I am learning Erlang. I want to make a UDP Listener that will be supervised by a supervisor. So if the listener process goes down supervisor will restart the process. Initially I just made a simple UDP listener which works as expected.

startudplistener() ->
    {ok, Socket} = gen_udp:open(9000,[binary,{active,false}]),
    Pid = spawn(pdmanager,udplistener,[Socket]),
    {ok, Pid}.

udplistener(Socket) ->
    {ok,Packet} = gen_udp:recv(Socket,0),
    spawn(pdmanager,handleudp,[Packet]),
    udplistener(Socket).

handleudp(Packet) ->
    {_,_, Msg} = Packet,
    io:format("I have got message : ~s ~n",[Msg]),
    {handeling, Packet}.

So, what I want to do is to monitor the udplistener process. For this first I modified my module to a gen_server one. Write a supervisor module afterwards. My supervisor looks like this:

-module(pdmanager_sup).
-behaviour(supervisor).

-export([start_link/1]).
-export([init/1]).

start_link(Port) ->
supervisor:start_link({local,?MODULE}, ?MODULE, Port).

init(Port) ->
    {ok, Socket} = gen_udp:open(Port, [binary, {active, false}]),
    {ok, {{one_for_one, 5, 60},
        [{listener,
            {pdmanager, start_link, [Socket]},
            permanent, 1000, worker, [pdmanager]}
        ]}}.

So what Im trying to so is to, open up a new udp socket and pass it to my server and the server will keep on listening to the socket while the supervisor will monitor it. So I came up with the following code.

start_link(Socket) ->
    gen_server:start_link({local, pdmanager}, pdmanager, Socket, []).

init(Socket) ->
    io:format("UDP Server starting ~n",[]),
    spawn_link(pdmanager,udplistener,[Socket]),
    {ok, #state{socket=Socket}}.

I am a bit confused with spawn_link that I added within my init function. spawn_link is opening up another process, however it is making a link with the calling process. As per my understanding my supervisor will monitor the calling process here. So, how would my supervisor behave incase my udplistener goes down? If it doesn't work the way I am expecting (im expecting it will restart my server) what is the best way to do it?

1

1 Answers

3
votes

Your supervisor init callback implementation that creates a socket and passes it to the worker is a problem.

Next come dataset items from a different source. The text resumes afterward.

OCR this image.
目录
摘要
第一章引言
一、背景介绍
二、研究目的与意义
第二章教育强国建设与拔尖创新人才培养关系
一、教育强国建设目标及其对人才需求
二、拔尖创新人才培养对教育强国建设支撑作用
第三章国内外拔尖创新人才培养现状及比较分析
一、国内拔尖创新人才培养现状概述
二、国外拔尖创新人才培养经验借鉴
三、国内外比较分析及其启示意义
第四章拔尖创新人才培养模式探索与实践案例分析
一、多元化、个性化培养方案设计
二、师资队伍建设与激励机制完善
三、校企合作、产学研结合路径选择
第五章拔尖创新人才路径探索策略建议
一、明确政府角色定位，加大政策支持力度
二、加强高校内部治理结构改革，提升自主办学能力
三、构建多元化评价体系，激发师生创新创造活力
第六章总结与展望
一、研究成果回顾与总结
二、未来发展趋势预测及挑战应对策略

Apart from the exceptional case of a release upgrade your supervisor init callback will actually only be called once ever, so creating the socket in the supervisor init and passing it to the worker means there is never any mechanism for the socket to be reopened. If however you open the socket in the init callback of your gen_server worker, any problems with the socket will get solved when the worker restarts.

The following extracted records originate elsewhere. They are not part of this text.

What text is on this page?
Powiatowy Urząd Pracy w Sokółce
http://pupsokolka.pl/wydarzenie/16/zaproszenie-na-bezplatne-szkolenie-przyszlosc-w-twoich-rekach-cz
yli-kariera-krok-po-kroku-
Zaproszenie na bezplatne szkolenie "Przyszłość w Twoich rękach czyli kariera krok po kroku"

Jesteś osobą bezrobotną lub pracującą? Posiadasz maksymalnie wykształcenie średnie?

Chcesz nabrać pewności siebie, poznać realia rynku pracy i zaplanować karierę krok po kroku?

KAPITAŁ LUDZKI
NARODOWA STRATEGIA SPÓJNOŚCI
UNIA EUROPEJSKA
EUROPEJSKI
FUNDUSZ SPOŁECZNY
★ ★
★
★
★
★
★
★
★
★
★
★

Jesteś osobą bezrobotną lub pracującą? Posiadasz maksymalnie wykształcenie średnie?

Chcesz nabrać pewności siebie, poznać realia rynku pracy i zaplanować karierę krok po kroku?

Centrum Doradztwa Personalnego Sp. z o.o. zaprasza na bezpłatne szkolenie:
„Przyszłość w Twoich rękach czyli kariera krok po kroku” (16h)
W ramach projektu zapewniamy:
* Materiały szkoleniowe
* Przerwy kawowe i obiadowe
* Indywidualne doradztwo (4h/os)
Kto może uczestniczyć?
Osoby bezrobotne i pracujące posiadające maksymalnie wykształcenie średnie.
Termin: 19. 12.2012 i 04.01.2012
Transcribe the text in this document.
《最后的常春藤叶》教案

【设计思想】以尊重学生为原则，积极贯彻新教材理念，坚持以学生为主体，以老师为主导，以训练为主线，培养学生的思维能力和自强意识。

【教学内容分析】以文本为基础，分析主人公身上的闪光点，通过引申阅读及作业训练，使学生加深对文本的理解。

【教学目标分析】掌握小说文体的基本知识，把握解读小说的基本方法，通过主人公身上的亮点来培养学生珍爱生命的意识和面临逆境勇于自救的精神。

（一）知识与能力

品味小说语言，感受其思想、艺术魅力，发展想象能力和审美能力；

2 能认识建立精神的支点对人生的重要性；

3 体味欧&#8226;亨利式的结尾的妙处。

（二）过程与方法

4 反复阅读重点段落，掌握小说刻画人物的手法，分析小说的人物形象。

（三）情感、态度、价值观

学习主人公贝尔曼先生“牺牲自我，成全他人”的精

The next problem is you are using the socket in inactive mode. Sockets in inactive mode are really only useful and good for a relatively bare process (i.e. not a gen_server say), because when you call gen_udp:recv it can block while waiting for data to arrive... and this means the gen_server is blocked and unable to service anything it should. So now you're going down the OTP path, with supervisors and gen_servers, you should switch to using the socket in active mode, which means the UDP packets will be sent to your gen_server as messages. You can then receive then by way of your handle_info callback implementation:

handle_info({udp, Socket, IP, InPortNo, Packet}, #state{socket=Socket}) ->
    io:format("whooopie, got a packet ~p~n", [Packet]),

If your gen_server worker dies, that's fine, the port will go too, and the supervisor will start a new worker which will just reopen the socket and continue receiving again...

Also in your workers init, after opening the socket, note that the socket is actually a port, you should probably link to it by calling erlang:link/1, like this:

{ok, Socket} = gen_udp:open(9000,[binary,{active,true}]),
erlang:link(Socket),

I'm not absolutely sure if gen_udp will do this anyway for you, but I can't see that it says so in the docs, and better safe than sorry. This now means if the port dies but not your worker, the link will cause your worker to also die, and the supervisor will restart your worker, which will restart your port. If you want to avoid your worker dying where you can you can trap exits instead, but simply allowing your worker to die fits better with Erlangs fail early principal IMO, and it means if your socket open is failing constantly, the supervisor will hit its restart intensity and do something different instead of letting your worker mindlessly going on forever trying to reopen the socket. So do that for now and change your strategy later if you have cause.